Duration of follow‐up after randomisation: 1 year (350 days for prednisolone group)
Outcomes Mortality
Liver complications
Liver biochemistry
Adverse events
Notes Matching placebos prepared by Upjohn Company and G.D. Searle and Company.
Risk of bias
Bias Authors' judgement Support for judgement
Random sequence generation (selection bias) Unclear risk Quote: "Treatment assignment was made by the Coordinating Center (Hines, Ill.). The random assignment of treatments was balanced within each hospital, as well as according to disease severity."
Allocation concealment (selection bias) Low risk Quote: "Treatment assignment were made by the Coordinating Center (Hines, Ill)."
Blinding of participants and personnel (performance bias) 
 All outcomes Low risk Quote: "Medication was packed into unit dose kits at the Veterans Administration Center Pharmacy(Albuquerque, N.M.). The patient, physician and the local hospital pharmacy had no knowledge of the specific medication in use."
Blinding of outcome assessment (detection bias) 

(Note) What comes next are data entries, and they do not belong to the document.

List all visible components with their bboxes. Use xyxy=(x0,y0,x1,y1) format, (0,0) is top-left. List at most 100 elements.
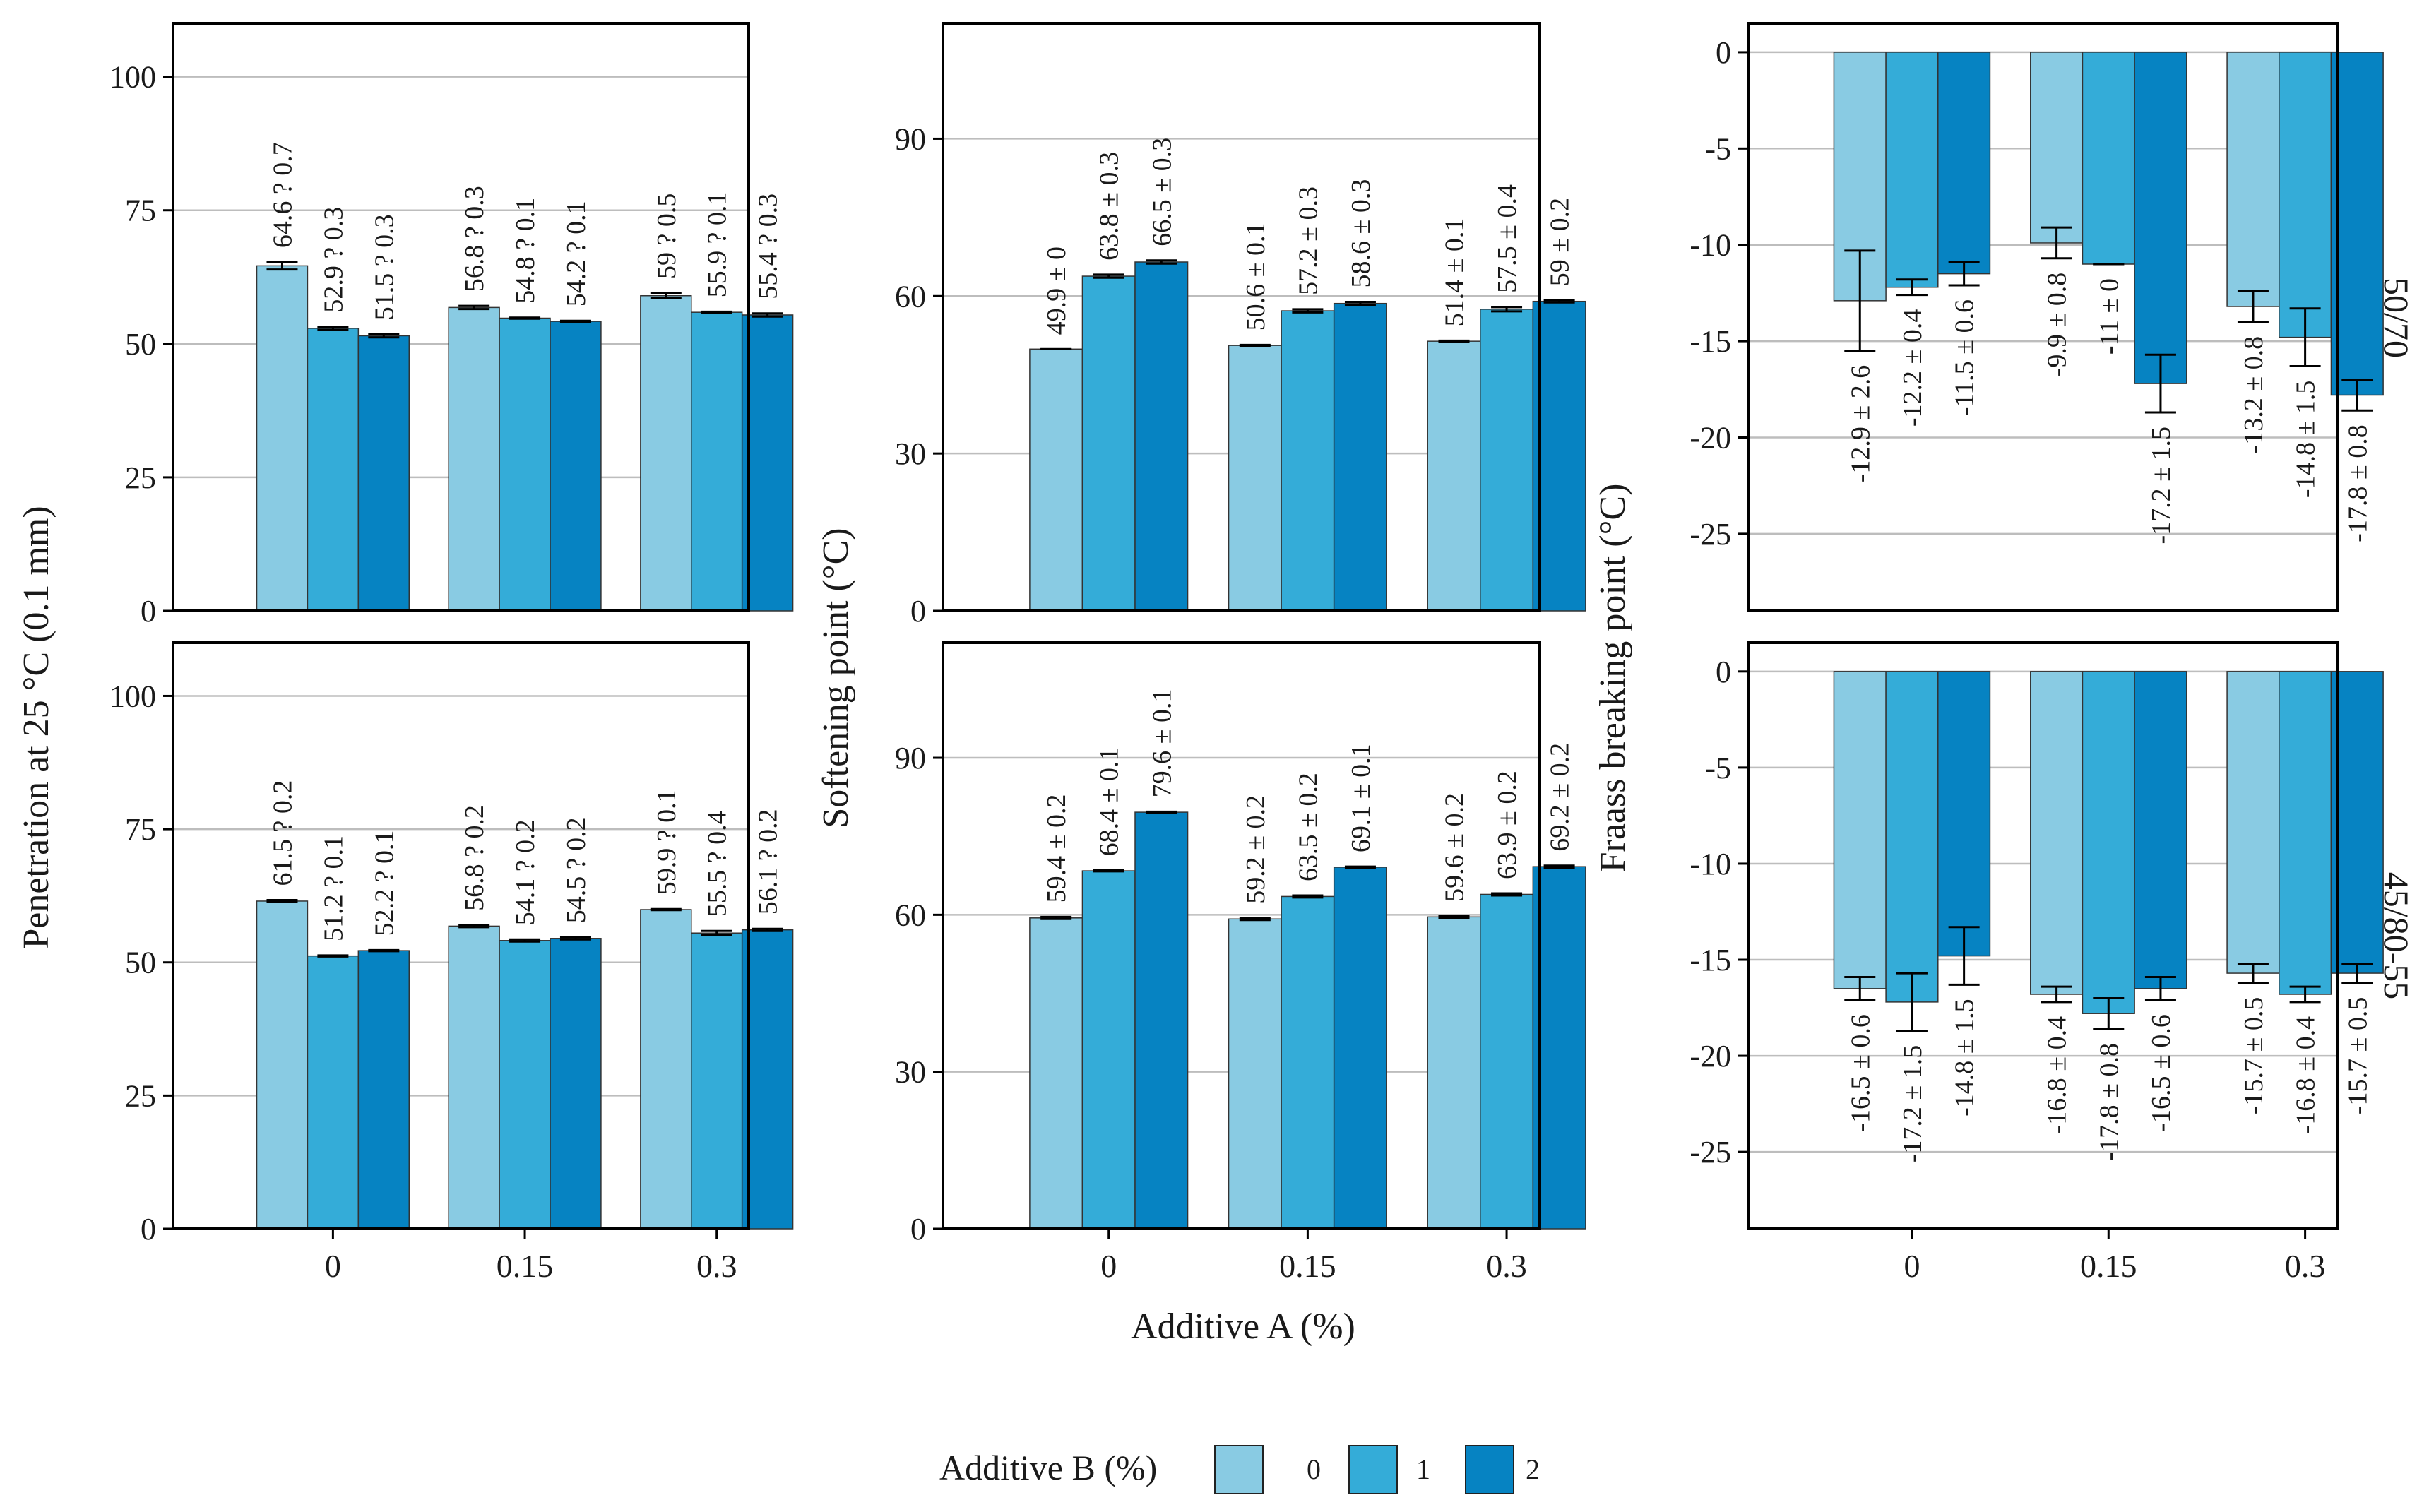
bar-0.3-b1 xyxy=(2279,52,2332,338)
data-label: -12.2 ± 0.4 xyxy=(1898,309,1928,427)
bar-0-b0 xyxy=(256,265,309,612)
bar-0.15-b0 xyxy=(448,306,500,612)
strip-label-bottom: 45/80-55 xyxy=(2377,872,2416,1000)
data-label: 58.6 ± 0.3 xyxy=(1346,179,1376,288)
bar-0-b2 xyxy=(1134,261,1189,612)
data-label: -16.8 ± 0.4 xyxy=(2291,1016,2321,1134)
y-tick-label: 60 xyxy=(895,898,926,932)
panel-penetration-4580: 0 25 50 75 100 61.5 ? 0.2 51.2 ? 0.1 52.2 ? 0.1… xyxy=(109,641,794,1284)
panel-fraass-5070: 0 -5 -10 -15 -20 -25 -12.9 ± 2.6 -12.2 ± 0.4 -11… xyxy=(1689,22,2384,612)
panel-frame xyxy=(172,22,750,612)
y-tick-label: 30 xyxy=(895,436,926,471)
legend-swatch-0 xyxy=(1214,1445,1264,1494)
data-label: -9.9 ± 0.8 xyxy=(2043,273,2072,377)
data-label: 69.2 ± 0.2 xyxy=(1545,743,1575,852)
data-label: 79.6 ± 0.1 xyxy=(1147,689,1177,798)
x-tick-label: 0.15 xyxy=(2080,1248,2137,1284)
data-label: -15.7 ± 0.5 xyxy=(2239,997,2269,1115)
bar-0-b2 xyxy=(1937,671,1991,957)
y-tick-label: 0 xyxy=(141,594,156,629)
x-tick-label: 0.15 xyxy=(497,1248,554,1284)
y-tick-label: 100 xyxy=(109,679,156,713)
data-label: -15.7 ± 0.5 xyxy=(2343,997,2373,1115)
bar-0.3-b0 xyxy=(1427,340,1481,612)
panel-frame xyxy=(172,641,750,1230)
data-label: 59.4 ± 0.2 xyxy=(1042,794,1071,903)
y-tick-label: 90 xyxy=(895,121,926,156)
legend-swatch-1 xyxy=(1348,1445,1398,1494)
y-tick-label: -25 xyxy=(1689,517,1731,552)
bar-0.3-b0 xyxy=(2226,52,2280,307)
bar-0.15-b1 xyxy=(499,940,551,1230)
data-label: 56.1 ? 0.2 xyxy=(754,809,783,915)
bar-0.15-b0 xyxy=(448,925,500,1230)
data-label: 59.6 ± 0.2 xyxy=(1439,793,1469,902)
data-label: 54.5 ? 0.2 xyxy=(562,817,591,923)
x-tick-label: 0.3 xyxy=(2285,1248,2326,1284)
bar-0-b0 xyxy=(1029,917,1083,1230)
data-label: 51.4 ± 0.1 xyxy=(1439,218,1469,327)
y-title-softening: Softening point (°C) xyxy=(816,528,856,828)
data-label: 69.1 ± 0.1 xyxy=(1346,744,1376,852)
panel-frame xyxy=(1747,22,2339,612)
data-label: 56.8 ? 0.3 xyxy=(460,186,489,292)
y-tick-label: -5 xyxy=(1705,751,1731,785)
y-tick-label: -15 xyxy=(1689,324,1731,359)
y-tick-label: 0 xyxy=(141,1212,156,1246)
bar-0-b1 xyxy=(1081,275,1136,612)
y-tick-label: 0 xyxy=(1716,655,1731,689)
panel-softening-5070: 0 30 60 90 49.9 ± 0 63.8 ± 0.3 66.5 ± 0.3 50.6 … xyxy=(895,22,1586,629)
data-label: 52.2 ? 0.1 xyxy=(369,830,399,936)
legend-swatch-2 xyxy=(1465,1445,1514,1494)
data-label: 54.8 ? 0.1 xyxy=(511,198,540,304)
data-label: -12.9 ± 2.6 xyxy=(1846,365,1875,483)
bar-0.15-b1 xyxy=(2082,671,2135,1014)
bar-0.3-b1 xyxy=(2279,671,2332,995)
bar-0-b1 xyxy=(1081,870,1136,1230)
y-tick-label: -20 xyxy=(1689,420,1731,455)
panel-frame xyxy=(942,22,1541,612)
data-label: 50.6 ± 0.1 xyxy=(1241,222,1271,331)
data-label: 63.9 ± 0.2 xyxy=(1492,770,1522,879)
bar-0.15-b1 xyxy=(1281,310,1335,612)
bar-0-b2 xyxy=(357,950,410,1230)
bar-0-b1 xyxy=(307,328,360,612)
bar-0.15-b0 xyxy=(2030,671,2084,995)
data-label: 59.9 ? 0.1 xyxy=(652,789,682,895)
data-label: -17.8 ± 0.8 xyxy=(2094,1043,2124,1161)
y-title-penetration: Penetration at 25 °C (0.1 mm) xyxy=(16,506,57,948)
bar-0.15-b2 xyxy=(1333,302,1387,612)
x-tick-label: 0 xyxy=(1100,1248,1117,1284)
data-label: 56.8 ? 0.2 xyxy=(460,805,489,911)
data-label: 55.4 ? 0.3 xyxy=(754,194,783,299)
bar-0-b1 xyxy=(1885,52,1939,288)
data-label: 49.9 ± 0 xyxy=(1042,246,1071,335)
y-title-fraass: Fraass breaking point (°C) xyxy=(1593,484,1633,873)
y-tick-label: 50 xyxy=(125,946,156,980)
y-tick-label: -5 xyxy=(1705,131,1731,166)
bar-0.3-b2 xyxy=(2330,52,2384,396)
bar-0-b0 xyxy=(256,900,309,1230)
data-label: -14.8 ± 1.5 xyxy=(1950,999,1980,1117)
bar-0-b2 xyxy=(357,335,410,612)
data-label: 57.2 ± 0.3 xyxy=(1293,186,1323,295)
data-label: 61.5 ? 0.2 xyxy=(268,780,297,886)
x-axis-title: Additive A (%) xyxy=(1131,1306,1355,1347)
y-tick-label: 0 xyxy=(1716,35,1731,70)
bar-0.15-b2 xyxy=(550,321,602,612)
bar-0.3-b2 xyxy=(1532,866,1586,1230)
bar-0.3-b1 xyxy=(691,932,743,1230)
y-tick-label: 60 xyxy=(895,279,926,314)
x-tick-label: 0.15 xyxy=(1279,1248,1336,1284)
y-tick-label: -25 xyxy=(1689,1135,1731,1169)
data-label: 55.5 ? 0.4 xyxy=(703,811,732,917)
legend-label-1: 1 xyxy=(1416,1453,1430,1485)
panel-fraass-4580: 0 -5 -10 -15 -20 -25 -16.5 ± 0.6 -17.2 ± 1.5 -14… xyxy=(1689,641,2384,1284)
data-label: 57.5 ± 0.4 xyxy=(1492,184,1522,293)
bar-0.3-b0 xyxy=(640,294,692,612)
bar-0.15-b1 xyxy=(1281,895,1335,1230)
data-label: 66.5 ± 0.3 xyxy=(1147,138,1177,246)
bar-0.15-b1 xyxy=(499,317,551,612)
bar-0.15-b2 xyxy=(2134,671,2187,989)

 All outcomes Unclear risk Not described
Incomplete outcome data (attrition bias) 
 All outcomes Low risk 4.5%
Quote: "Ten patients withdrew from the study before completing treatment (5 given placebo, 3 prednisolone). However, these patients were included in the outcome assessment."
Prednisolone group: 3/90; control group: 5/88
Quote: "324 days … 37 patients were lost to follow‐up: 13 given placebo, 11 prednisolone."
Selective reporting (reporting bias) High risk No protocol available. However, all‐cause mortality and liver‐related mortality were reported.